“The most open race of the year” - In-form French contender Romain Gregoire eyes Cipressa selection as Sanremo chaos offers rare opportunity

Cycling
Friday, 20 March 2026 at 21:30
Romain Gregoire at the 2026 Trofeo Laigueglia
At Milano-Sanremo, everyone knows what is coming. Tadej Pogacar will try to break the race on the Cipressa. Mathieu van der Poel will try to follow. The question is what happens just behind them.
Because in a race now decided by seconds rather than gaps, staying close enough can be the difference between riding for places and riding for the win.
Few riders arrive better suited to that moment than Romain Gregoire. “I’m coming here with the ambition to play a role at the front of the race,” Gregoire said through his team channels. “The goal is clear: to be perfectly positioned when the real battle begins, especially on the Cipressa.”

Close enough can be enough

That focus is not theoretical. Gregoire has already lived it. On his debut last year, when Pogacar blew the race apart on the Cipressa, Gregoire was one of the few riders able to respond at first, alongside Van der Poel and Filippo Ganna. The second acceleration ended his race at the front, and the effort lingered all the way to the finish, but the more important detail is where he was when it mattered.
He was there. “This year, the plan is to reach a new level, to stay with the leaders all the way to the summit and keep riding with them,” he said. “From there, anything is possible, and I want to be ready to take my chance and fight for a big result.”
That is the shift. Not a different race, but a different distance to the same moment.

Form that supports the theory

Gregoire does not arrive on promise alone.

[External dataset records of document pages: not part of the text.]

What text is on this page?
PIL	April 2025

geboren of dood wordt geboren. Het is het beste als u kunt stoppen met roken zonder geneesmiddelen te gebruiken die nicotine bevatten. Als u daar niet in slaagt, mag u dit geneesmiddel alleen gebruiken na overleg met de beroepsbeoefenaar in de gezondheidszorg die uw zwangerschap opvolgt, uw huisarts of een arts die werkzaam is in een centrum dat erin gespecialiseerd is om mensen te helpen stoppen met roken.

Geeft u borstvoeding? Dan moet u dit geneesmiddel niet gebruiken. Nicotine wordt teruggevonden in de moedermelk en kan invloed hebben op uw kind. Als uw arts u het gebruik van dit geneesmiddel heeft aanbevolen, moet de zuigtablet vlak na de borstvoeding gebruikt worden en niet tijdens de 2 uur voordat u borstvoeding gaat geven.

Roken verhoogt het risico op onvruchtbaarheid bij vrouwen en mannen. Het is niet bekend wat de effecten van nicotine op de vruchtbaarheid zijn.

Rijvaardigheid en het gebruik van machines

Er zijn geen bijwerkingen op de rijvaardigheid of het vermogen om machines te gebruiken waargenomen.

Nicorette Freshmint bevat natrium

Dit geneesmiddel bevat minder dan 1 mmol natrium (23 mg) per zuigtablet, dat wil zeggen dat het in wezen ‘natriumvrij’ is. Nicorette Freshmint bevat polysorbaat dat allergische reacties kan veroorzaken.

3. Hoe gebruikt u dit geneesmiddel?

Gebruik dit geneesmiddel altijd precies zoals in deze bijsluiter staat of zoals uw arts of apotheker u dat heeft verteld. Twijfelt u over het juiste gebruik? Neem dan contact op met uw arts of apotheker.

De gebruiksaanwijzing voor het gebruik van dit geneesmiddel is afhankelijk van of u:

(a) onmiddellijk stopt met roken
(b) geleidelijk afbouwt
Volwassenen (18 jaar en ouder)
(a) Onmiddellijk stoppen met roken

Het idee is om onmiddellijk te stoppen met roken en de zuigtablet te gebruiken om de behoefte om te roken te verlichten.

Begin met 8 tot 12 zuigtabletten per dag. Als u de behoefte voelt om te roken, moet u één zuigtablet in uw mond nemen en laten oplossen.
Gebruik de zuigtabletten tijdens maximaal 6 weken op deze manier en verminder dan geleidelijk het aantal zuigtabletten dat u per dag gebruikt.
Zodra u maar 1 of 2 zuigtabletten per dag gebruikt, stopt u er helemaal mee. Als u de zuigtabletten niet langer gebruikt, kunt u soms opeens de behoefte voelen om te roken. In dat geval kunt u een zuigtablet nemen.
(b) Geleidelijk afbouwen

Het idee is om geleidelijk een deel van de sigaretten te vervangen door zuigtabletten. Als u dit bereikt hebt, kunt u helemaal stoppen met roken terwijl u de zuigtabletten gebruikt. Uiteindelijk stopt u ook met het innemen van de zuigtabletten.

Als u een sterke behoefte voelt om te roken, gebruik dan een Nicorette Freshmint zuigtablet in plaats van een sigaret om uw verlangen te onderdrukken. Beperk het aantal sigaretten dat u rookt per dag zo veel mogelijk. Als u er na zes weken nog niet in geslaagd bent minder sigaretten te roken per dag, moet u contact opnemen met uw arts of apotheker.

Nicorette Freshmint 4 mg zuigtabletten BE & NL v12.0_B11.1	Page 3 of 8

His spring has already delivered. He beat Matteo Jorgenson to win the Faun Drome Classic, followed it with second at Trofeo Laigueglia, and was fourth at Strade Bianche. The level is there, and more importantly, it has been repeatable.
It is also a profile that fits the race as it is now raced. Not built around control, but around the ability to respond when the pace lifts and hold on when it does not come back down.
That is why he sees the race differently. “Milano-Sanremo is the most open race of the year, and that is clearly an advantage for us.”
Romain Grégoire at the 2026 Trofeo Laigueglia
Romain Grégoire at the 2026 Trofeo Laigueglia

The race within the race

Sanremo rarely unfolds in a straight line. The first move is not always the decisive one. What happens immediately after can matter just as much.
If Pogacar goes again, the race will split. If Van der Poel follows, the front will be elite. But just behind, the race often remains alive, stretched rather than broken.
That is where Gregoire fits. Not as the rider forcing the move, but as one who can live closest to it. “Everything has to go in your direction,” he said. “A lot of that comes down to legs, but you have to be there in position and be on a good day and be able to follow the best guys to fight for the win.”

A different kind of contender

Gregoire does not need to dominate Milano-Sanremo to change his result. Last year showed he could reach the decisive point. This year is about staying there.
Not matching Pogacar and Van der Poel. Just staying close enough that the race might bring him back into it.